张德万去了,再也没有来过。
第二年,就传来他过世的消息。
人常说:真情难觅。可这就是真情,这就是人世间的真情:纯朴、诚挚,能让大地动容,能催苍天垂泪!
好人张德万走了,同时也带走了一个秘密——因为一个众所周知的原因,他隐瞒了我母亲的身世,给人们留下一个谜。
据祖母回忆,当年张德万是带了两个箱子来的,里面装的是母亲的衣物。这些东西当时存放在叔公家里。后来一场大火,除了一个小铁箱和几件替换衣服外,其余都被焚烧一空。
叔公也在那场大火中丧生。
叔公是村苏维埃代表,当年张德万是否曾经把母亲的身世向他透露过,现在已无法知道。
刘怡乐也在1935年被还乡团杀害。
纷纷扬扬的,是那岁月的尘土……
每年夏天,母亲都要把几件小时候穿过的衣服拿到太阳底下晾晒。那几件小衣服一直存放在我们家那个放有樟脑丸的箱子里。
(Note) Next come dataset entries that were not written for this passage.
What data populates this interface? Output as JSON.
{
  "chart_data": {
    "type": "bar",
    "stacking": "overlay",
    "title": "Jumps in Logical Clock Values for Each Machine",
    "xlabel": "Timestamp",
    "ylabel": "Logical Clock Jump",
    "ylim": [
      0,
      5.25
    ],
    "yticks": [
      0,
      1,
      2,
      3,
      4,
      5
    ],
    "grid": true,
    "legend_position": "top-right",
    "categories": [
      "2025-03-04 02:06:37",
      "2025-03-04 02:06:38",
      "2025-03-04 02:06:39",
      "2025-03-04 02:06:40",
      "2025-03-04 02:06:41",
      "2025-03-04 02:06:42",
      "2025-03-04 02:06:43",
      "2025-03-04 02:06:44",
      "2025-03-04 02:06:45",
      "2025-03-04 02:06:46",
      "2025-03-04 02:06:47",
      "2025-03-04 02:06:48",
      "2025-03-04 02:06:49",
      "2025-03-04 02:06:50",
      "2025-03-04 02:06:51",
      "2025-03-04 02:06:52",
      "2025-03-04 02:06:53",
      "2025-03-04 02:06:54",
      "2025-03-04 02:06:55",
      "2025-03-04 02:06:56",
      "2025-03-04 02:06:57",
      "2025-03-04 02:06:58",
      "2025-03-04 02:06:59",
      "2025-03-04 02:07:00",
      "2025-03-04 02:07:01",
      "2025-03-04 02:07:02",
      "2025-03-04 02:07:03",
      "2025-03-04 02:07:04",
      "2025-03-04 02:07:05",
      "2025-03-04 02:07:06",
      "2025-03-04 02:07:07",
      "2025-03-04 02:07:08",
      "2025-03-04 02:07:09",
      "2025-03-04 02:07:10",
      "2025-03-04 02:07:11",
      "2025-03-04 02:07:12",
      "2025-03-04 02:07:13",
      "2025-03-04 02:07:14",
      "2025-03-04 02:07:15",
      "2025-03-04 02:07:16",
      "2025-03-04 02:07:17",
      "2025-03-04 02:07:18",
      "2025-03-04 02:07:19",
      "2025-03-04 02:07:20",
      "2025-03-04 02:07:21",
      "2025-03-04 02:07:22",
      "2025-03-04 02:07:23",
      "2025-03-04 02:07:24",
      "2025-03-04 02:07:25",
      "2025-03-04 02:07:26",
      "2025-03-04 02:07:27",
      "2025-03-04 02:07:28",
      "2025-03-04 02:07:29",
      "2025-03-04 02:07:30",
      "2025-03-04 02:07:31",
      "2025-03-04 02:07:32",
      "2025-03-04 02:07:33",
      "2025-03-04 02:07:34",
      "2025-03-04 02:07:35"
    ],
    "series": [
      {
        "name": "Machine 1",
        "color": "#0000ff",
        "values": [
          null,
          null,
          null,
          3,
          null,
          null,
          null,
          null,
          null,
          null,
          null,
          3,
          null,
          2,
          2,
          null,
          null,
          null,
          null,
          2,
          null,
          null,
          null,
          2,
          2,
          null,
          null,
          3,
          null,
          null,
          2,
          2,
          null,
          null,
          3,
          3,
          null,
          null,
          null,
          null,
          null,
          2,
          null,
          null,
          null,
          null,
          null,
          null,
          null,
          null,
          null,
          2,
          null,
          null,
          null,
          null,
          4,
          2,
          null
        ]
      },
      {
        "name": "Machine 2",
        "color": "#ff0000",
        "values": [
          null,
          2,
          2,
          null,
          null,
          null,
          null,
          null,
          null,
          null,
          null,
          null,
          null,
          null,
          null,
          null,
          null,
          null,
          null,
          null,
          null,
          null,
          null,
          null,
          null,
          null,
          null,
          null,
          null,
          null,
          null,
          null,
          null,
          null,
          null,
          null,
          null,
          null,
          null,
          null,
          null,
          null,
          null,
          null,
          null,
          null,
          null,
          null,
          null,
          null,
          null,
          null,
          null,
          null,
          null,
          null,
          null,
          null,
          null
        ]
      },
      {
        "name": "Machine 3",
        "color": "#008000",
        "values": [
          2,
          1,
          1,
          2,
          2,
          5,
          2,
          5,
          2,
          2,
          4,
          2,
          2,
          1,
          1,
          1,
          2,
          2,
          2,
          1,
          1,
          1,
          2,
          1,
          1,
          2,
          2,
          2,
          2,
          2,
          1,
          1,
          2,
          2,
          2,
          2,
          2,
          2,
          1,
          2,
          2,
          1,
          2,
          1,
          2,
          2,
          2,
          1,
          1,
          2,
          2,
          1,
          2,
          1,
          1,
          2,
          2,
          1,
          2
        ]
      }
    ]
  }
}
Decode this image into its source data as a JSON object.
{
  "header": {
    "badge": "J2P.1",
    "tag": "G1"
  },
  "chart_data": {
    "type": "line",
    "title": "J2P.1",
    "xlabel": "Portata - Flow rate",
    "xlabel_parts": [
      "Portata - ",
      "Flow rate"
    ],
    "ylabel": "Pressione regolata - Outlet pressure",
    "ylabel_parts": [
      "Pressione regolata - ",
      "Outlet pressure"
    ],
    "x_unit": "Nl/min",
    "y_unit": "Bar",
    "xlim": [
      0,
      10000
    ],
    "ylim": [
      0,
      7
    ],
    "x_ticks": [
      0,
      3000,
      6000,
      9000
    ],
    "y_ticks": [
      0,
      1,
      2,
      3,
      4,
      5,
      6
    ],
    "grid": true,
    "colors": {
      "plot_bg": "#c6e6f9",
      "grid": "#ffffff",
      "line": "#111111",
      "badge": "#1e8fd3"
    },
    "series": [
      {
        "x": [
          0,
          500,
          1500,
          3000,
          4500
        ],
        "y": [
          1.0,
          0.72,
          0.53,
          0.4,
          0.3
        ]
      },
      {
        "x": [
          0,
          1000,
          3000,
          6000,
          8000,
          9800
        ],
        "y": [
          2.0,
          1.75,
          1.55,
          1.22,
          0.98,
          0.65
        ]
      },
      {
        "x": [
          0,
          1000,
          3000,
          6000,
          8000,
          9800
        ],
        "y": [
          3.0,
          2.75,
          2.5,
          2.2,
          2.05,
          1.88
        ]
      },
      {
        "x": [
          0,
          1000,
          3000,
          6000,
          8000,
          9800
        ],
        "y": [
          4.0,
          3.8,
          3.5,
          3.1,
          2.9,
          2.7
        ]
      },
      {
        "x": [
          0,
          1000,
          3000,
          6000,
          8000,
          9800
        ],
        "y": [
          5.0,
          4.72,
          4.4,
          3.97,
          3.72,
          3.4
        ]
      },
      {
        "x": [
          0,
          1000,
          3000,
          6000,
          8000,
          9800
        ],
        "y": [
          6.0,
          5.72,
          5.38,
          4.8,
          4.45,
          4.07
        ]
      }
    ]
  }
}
这些布衣的经纬,编织着无人知晓的往事,它们默默地接受太阳的光照,又在年复一年的光照中无声地褪色。
每年里总有那么几个时候,母亲一个人待在阁楼里,把那些衣物捧在胸前,眼含泪水怔怔地想些什么。
后来我读到过一位女作家的散文《妈妈的羽衣》,说的是她珍藏着已故妈妈的一件羽衣,它总使她想起妈妈对儿女的爱心。这使我联想到母亲所珍藏的那些小衣服。据说被那场大火焚烧掉的衣物中,有好几件大小不同的棉袄,这显然是为母亲不同年龄阶段而准备下的。从中可以想见:一个即将与女儿离别的母亲,眼看着女儿不能在自己的羽翼下获取温暖了,便把最后的情爱倾注在针针线线里。
写《妈妈的羽衣》的那位女作家怀想起母亲的时候有那么多真切的感受,眼前总是浮现出母亲的清晰形象,内心里充满对母爱的具体体验。但是在我母亲的怀想中却没有具体对象,任凭她怎样努力,也无法唤醒三岁前的记忆,哪怕是朦胧的印象也无法求得。
母亲的怀想是孤寂、凄楚的。
我们家乡有一个风俗:大年三十这一天,出了嫁的女儿总要煮好一只鸡,连同汤汁用一只罐子装好,送往父母家,以表女儿的一片孝心,以报父母的养育之恩。每逢这一天,在我们家乡的主要乡道上,可以看见提着罐子的女人们穿梭般往来。这一天,可以称之为我们家乡特有的“母亲节”。
可是,这一天,母亲的汤罐向谁送呢?
啊,无根的痛苦,失落的惆怅!
一个谜,象凄迷的雾,笼罩在我们全家人的心头,很久很久……
2
我们家祖祖辈辈都是以种地为生的贫苦农民。
穷乡僻壤,加之祖父母子女多,孩子中最大的不过十岁左右,还收养了母亲,生活的境况可想而知。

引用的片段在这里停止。